The HTTP status code will indicate the health of the cluster. If `Healthy` is true, then a
status of 200 will be returned. If `Healthy` is false, then a status of 429 will be returned.
## Read Scheduler Configuration
This endpoint retrieves the latest Scheduler configuration. This API was introduced in
Nomad 0.9 and currently supports enabling/disabling preemption. More options may be added in
the future.
| Method | Path | Produces |
| ------ | -------------------------------------- | ------------------ |
| `GET` | `/v1/operator/scheduler/configuration` | `application/json` |
The table below shows this endpoint's support for
[blocking queries](/api-docs#blocking-queries) and
[required ACLs](/api-docs#acls).
| Blocking Queries | ACL Required |
| ---------------- | --------------- |
| `NO` | `operator:read` |
### Sample Request
```shell-session
$ curl \
https://localhost:4646/v1/operator/scheduler/configuration
```
### Sample Response
```json
{
"Index": 5,
"KnownLeader": true,
"LastContact": 0,
"SchedulerConfig": {
"CreateIndex": 5,
"ModifyIndex": 5,
"SchedulerAlgorithm": "spread",
"PreemptionConfig": {
"SystemSchedulerEnabled": true,
"BatchSchedulerEnabled": false,
"ServiceSchedulerEnabled": false
}
}
}
```
#### Field Reference
- `Index` `(int)` - The `Index` value is the Raft commit index corresponding to this
configuration.
- `SchedulerConfig` `(SchedulerConfig)` - The returned `SchedulerConfig` object has configuration
settings mentioned below.
- `SchedulerAlgorithm` `(string: "binpack")` - Specifies whether scheduler binpacks or spreads allocations on available nodes.

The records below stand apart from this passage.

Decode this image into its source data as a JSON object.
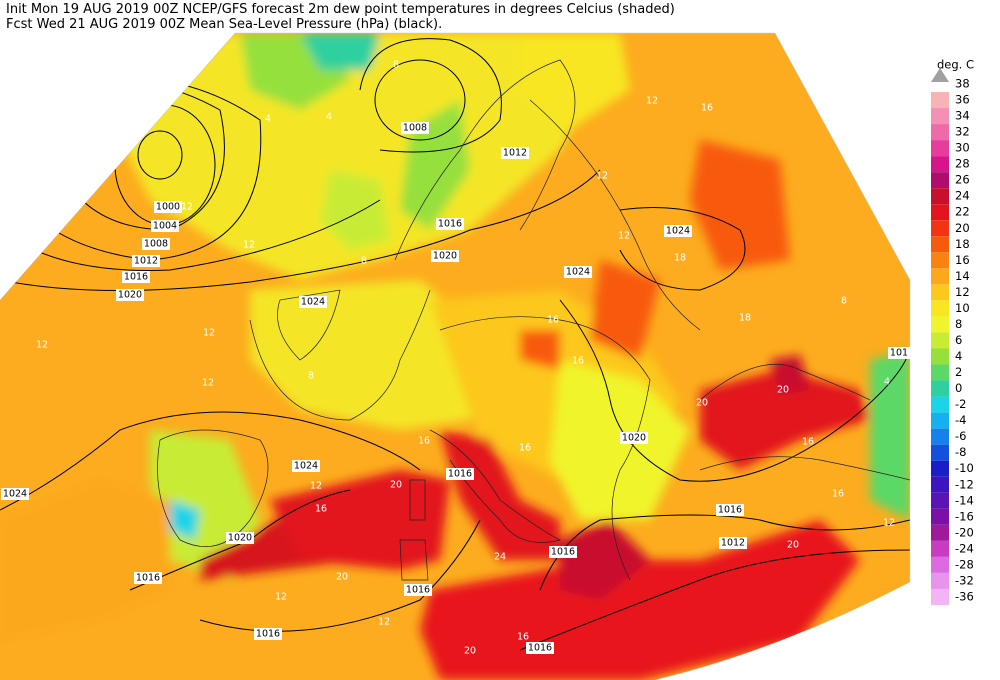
{
  "header": {
    "lines": [
      "Init  Mon 19 AUG 2019 00Z  NCEP/GFS forecast 2m dew point temperatures in degrees Celcius (shaded)",
      "Fcst Wed 21 AUG 2019 00Z  Mean Sea-Level Pressure (hPa) (black)."
    ]
  },
  "legend": {
    "title": "deg. C",
    "top_value": 38,
    "top_color": "#a0a0a0",
    "levels": [
      {
        "value": 36,
        "color": "#f8b4b4"
      },
      {
        "value": 34,
        "color": "#f490b4"
      },
      {
        "value": 32,
        "color": "#ee6aa8"
      },
      {
        "value": 30,
        "color": "#e83c9c"
      },
      {
        "value": 28,
        "color": "#d6148c"
      },
      {
        "value": 26,
        "color": "#b00c6c"
      },
      {
        "value": 24,
        "color": "#c8102e"
      },
      {
        "value": 22,
        "color": "#e2141e"
      },
      {
        "value": 20,
        "color": "#f43214"
      },
      {
        "value": 18,
        "color": "#f85a0c"
      },
      {
        "value": 16,
        "color": "#fa8212"
      },
      {
        "value": 14,
        "color": "#fca81c"
      },
      {
        "value": 12,
        "color": "#fcc81e"
      },
      {
        "value": 10,
        "color": "#f8e620"
      },
      {
        "value": 8,
        "color": "#f0f42c"
      },
      {
        "value": 6,
        "color": "#c8ec34"
      },
      {
        "value": 4,
        "color": "#96e03c"
      },
      {
        "value": 2,
        "color": "#5cd866"
      },
      {
        "value": 0,
        "color": "#2ed0a0"
      },
      {
        "value": -2,
        "color": "#1cd4e8"
      },
      {
        "value": -4,
        "color": "#16b0f0"
      },
      {
        "value": -6,
        "color": "#1680ec"
      },
      {
        "value": -8,
        "color": "#1450e0"
      },
      {
        "value": -10,
        "color": "#1a1ec8"
      },
      {
        "value": -12,
        "color": "#3c14c0"
      },
      {
        "value": -14,
        "color": "#5a14b4"
      },
      {
        "value": -16,
        "color": "#7a10a8"
      },
      {
        "value": -20,
        "color": "#a0189c"
      },
      {
        "value": -24,
        "color": "#c83cc4"
      },
      {
        "value": -28,
        "color": "#dc6ae0"
      },
      {
        "value": -32,
        "color": "#e894ec"
      },
      {
        "value": -36,
        "color": "#f2b4f4"
      }
    ]
  },
  "map": {
    "pressure_labels": [
      1008,
      1012,
      1016,
      1020,
      1024,
      1024,
      1024,
      1000,
      1004,
      1008,
      1012,
      1016,
      1020,
      1024,
      1024,
      1020,
      1016,
      1016,
      1016,
      1016,
      1016,
      1012,
      1020,
      1016,
      1016,
      101
    ],
    "dewpoint_labels": [
      12,
      16,
      12,
      12,
      18,
      16,
      16,
      18,
      20,
      20,
      16,
      12,
      12,
      12,
      8,
      12,
      8,
      4,
      8,
      4,
      12,
      16,
      16,
      20,
      16,
      12,
      20,
      24,
      12,
      12,
      20,
      16,
      8,
      16,
      4,
      12,
      20
    ]
  }
}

- `PreemptionConfig` `(PreemptionConfig)` - Options to enable preemption for various schedulers.
- `SystemSchedulerEnabled` `(bool: true)` - Specifies whether preemption for system jobs is enabled. Note that
this defaults to true.
- `BatchSchedulerEnabled` `(bool: false)` - Specifies whether preemption for batch jobs is enabled. Note that
this defaults to false and must be explicitly enabled.

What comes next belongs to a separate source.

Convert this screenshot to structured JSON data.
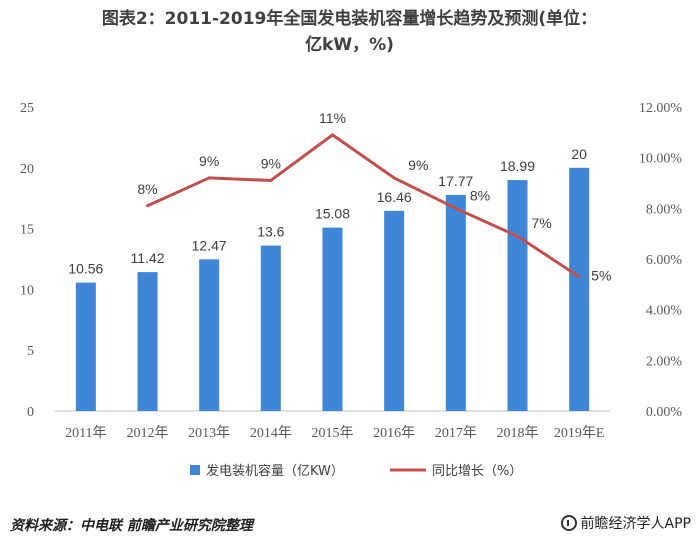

- `ServiceSchedulerEnabled` `(bool: false)` - Specifies whether preemption for service jobs is enabled. Note that
this defaults to false and must be explicitly enabled.
- `CreateIndex` - The Raft index at which the config was created.
- `ModifyIndex` - The Raft index at which the config was modified.
## Update Scheduler Configuration
This endpoint updates the scheduler configuration of the cluster.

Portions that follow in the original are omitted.